I save this webpage to my phone’s homepage and job done. I open the link and it tells me the next fast train home. Now obviously, this is only useful for me and a few family members. So no chance of it taking off! Now I could add cookies, let you choose the filters for the trains you are interested in, and make it more applicable to a wider audience, but there’s not really much upside in building that out. This stays personal for now.
Building out a 1 page website with some HTML and JavaScript is simple. I wanted to ramp it up a little more and see what else Cloudflare can deliver for free.
Cloudflare Workers and D1 SQL Database
CBOE publishes their daily FX volumes as a JSON file on their website. It only contains the last 30 days, so I wanted to save this down each day to build out my own personal history. It’s trivial to write the JSON parsing. This is a problem around automation—I don’t want the code on my laptop where I have to make sure the script runs manually. Cloudflare provides Workers, which gives you a short burst of compute to do something interesting. For me, I use this to run through the JSON data and get it ready for saving down.
async scheduled(request, env) {
const spotURL = "https://cdn.cboe.com/fx/spotInstrumentVolume.json";
const ndfURL = "https://cdn.cboe.com/fx/sefInstrumentVolume.json"
await saveData(spotURL, env);
await saveData(ndfURL, env);
return new Response("Data saved successfully");
}
Now, to save it down I want a database. I don’t want to be saving it to a CSV; I want something better. A database gives us a better way to query the data immediately. D1 is Cloudflare’s implementation of SQLite, and it’s trivial to bind the worker to the database, which means the worker can access and use the database as needed. Of course, you have to define the tables and set the keys, but for something as simple as this data (date, sym, volume), it’s trivial.
async function saveData(url, env) {
const dailyData = await getDailyData(url);
const volumes = dailyData.map(x => parseData(x));
const statements = volumes.map(item => bindStatement(item, env)).flat();
await env.DB.batch(statements);
}
This gives us all the data into a database nicely. We set the schedule to run at midnight every night and it can do its thing. I check it each morning, and sure enough, the new data is there.
We can now think about building a small dashboard for this data. More HTML and JavaScript! For the frontend, I wanted to be more self-reliant and in control. After some conversations with Gemini and Claude, I settled on Pico CSS, which provides a clean style straight out of the box. For the charts, I used Chart.js, the most popular charting library according to the AI tools. For the table, I used Grid.js.
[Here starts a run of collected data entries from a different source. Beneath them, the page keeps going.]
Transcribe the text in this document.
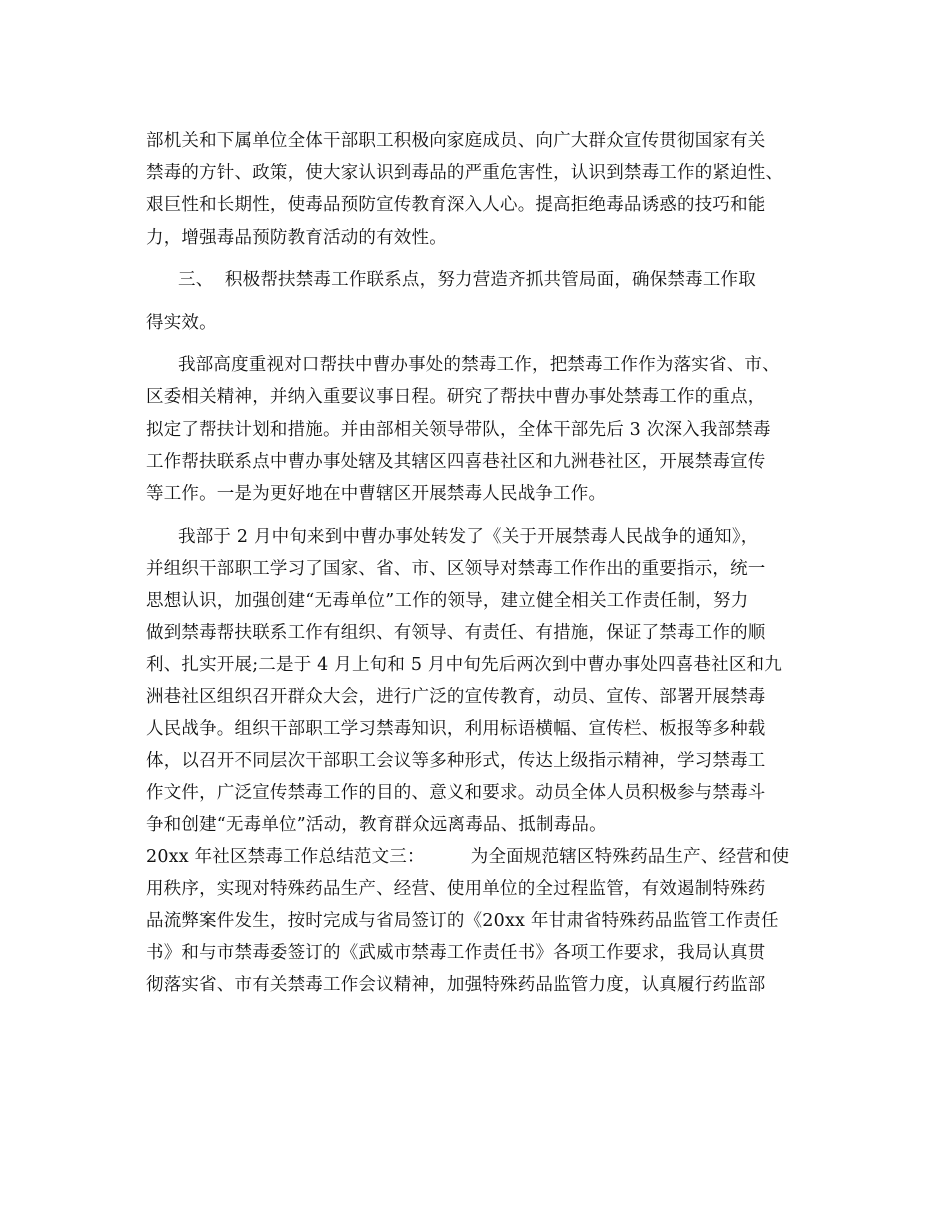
部机关和下属单位全体干部职工积极向家庭成员、向广大群众宣传贯彻国家有关
禁毒的方针、政策，使大家认识到毒品的严重危害性，认识到禁毒工作的紧迫性、
艰巨性和长期性，使毒品预防宣传教育深入人心。提高拒绝毒品诱惑的技巧和能
力，增强毒品预防教育活动的有效性。
三、  积极帮扶禁毒工作联系点，努力营造齐抓共管局面，确保禁毒工作取
得实效。
我部高度重视对口帮扶中曹办事处的禁毒工作，把禁毒工作作为落实省、市、
区委相关精神，并纳入重要议事日程。研究了帮扶中曹办事处禁毒工作的重点，
拟定了帮扶计划和措施。并由部相关领导带队，全体干部先后 3 次深入我部禁毒
工作帮扶联系点中曹办事处辖及其辖区四喜巷社区和九洲巷社区，开展禁毒宣传
等工作。一是为更好地在中曹辖区开展禁毒人民战争工作。
我部于 2 月中旬来到中曹办事处转发了《关于开展禁毒人民战争的通知》，
并组织干部职工学习了国家、省、市、区领导对禁毒工作作出的重要指示，统一
思想认识，加强创建“无毒单位”工作的领导，建立健全相关工作责任制，努力
做到禁毒帮扶联系工作有组织、有领导、有责任、有措施，保证了禁毒工作的顺
利、扎实开展;二是于 4 月上旬和 5 月中旬先后两次到中曹办事处四喜巷社区和九
洲巷社区组织召开群众大会，进行广泛的宣传教育，动员、宣传、部署开展禁毒
人民战争。组织干部职工学习禁毒知识，利用标语横幅、宣传栏、板报等多种载
体，以召开不同层次干部职工会议等多种形式，传达上级指示精神，学习禁毒工
作文件，广泛宣传禁毒工作的目的、意义和要求。动员全体人员积极参与禁毒斗
争和创建“无毒单位”活动，教育群众远离毒品、抵制毒品。
20xx 年社区禁毒工作总结范文三：        为全面规范辖区特殊药品生产、经营和使
用秩序，实现对特殊药品生产、经营、使用单位的全过程监管，有效遏制特殊药
品流弊案件发生，按时完成与省局签订的《20xx 年甘肃省特殊药品监管工作责任
书》和与市禁毒委签订的《武威市禁毒工作责任书》各项工作要求，我局认真贯
彻落实省、市有关禁毒工作会议精神，加强特殊药品监管力度，认真履行药监部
The flow is very simple. When the dashboard is loaded, it pulls the data into memory via a simple SQL query to the D1 database. I then plot the total volumes of the day (i.e., sum across the currency pairs), plot an individual currency chosen from a dropdown, and build a table that shows the top 10 highest volumes for yesterday and their volume relative to the 30-day average.

Only the first graph is shown as I don’t want a massive screenshot! But overall it looks very smart, and I’ve learned some new web development skills.
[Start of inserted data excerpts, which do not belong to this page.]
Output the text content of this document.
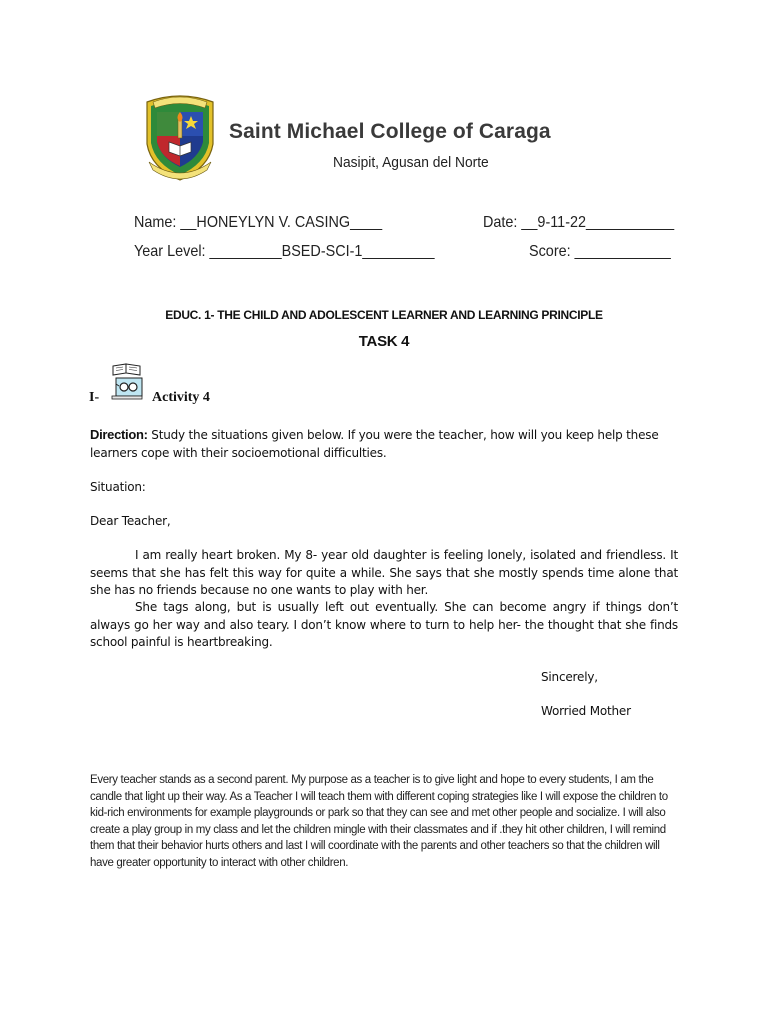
Saint Michael College of Caraga
Nasipit, Agusan del Norte
Name: __HONEYLYN V. CASING____	Date: __9-11-22___________
Year Level: _________BSED-SCI-1_________	Score: ____________
EDUC. 1- THE CHILD AND ADOLESCENT LEARNER AND LEARNING PRINCIPLE
TASK 4
I-	Activity 4
Direction: Study the situations given below. If you were the teacher, how will you keep help these learners cope with their socioemotional difficulties.
Situation:
Dear Teacher,
I am really heart broken. My 8- year old daughter is feeling lonely, isolated and friendless. It seems that she has felt this way for quite a while. She says that she mostly spends time alone that she has no friends because no one wants to play with her.
She tags along, but is usually left out eventually. She can become angry if things don’t always go her way and also teary. I don’t know where to turn to help her- the thought that she finds school painful is heartbreaking.
Sincerely,
Worried Mother
Every teacher stands as a second parent. My purpose as a teacher is to give light and hope to every students, I am the candle that light up their way. As a Teacher I will teach them with different coping strategies like I will expose the children to kid-rich environments for example playgrounds or park so that they can see and met other people and socialize. I will also create a play group in my class and let the children mingle with their classmates and if .they hit other children, I will remind them that their behavior hurts others and last I will coordinate with the parents and other teachers so that the children will have greater opportunity to interact with other children.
It should all stay under the free tier. If the data starts to get too big, I’ll have to make better use of caching and no longer just dump everything into memory immediately. But for now, it’s another job done. Overall, I’m pretty proud. I’m building up a nice dataset in the cloud and a slick frontend in front of the data. All in a weekend’s work.
If you haven’t already, sign up and start tinkering yourself. Start talking to the AI tools (Claude/Gemini/ChatGPT) to sketch out how to approach something, and just start small. The Cloudflare Docs are great and their command line tool Wrangler also makes things very easy to setup locally.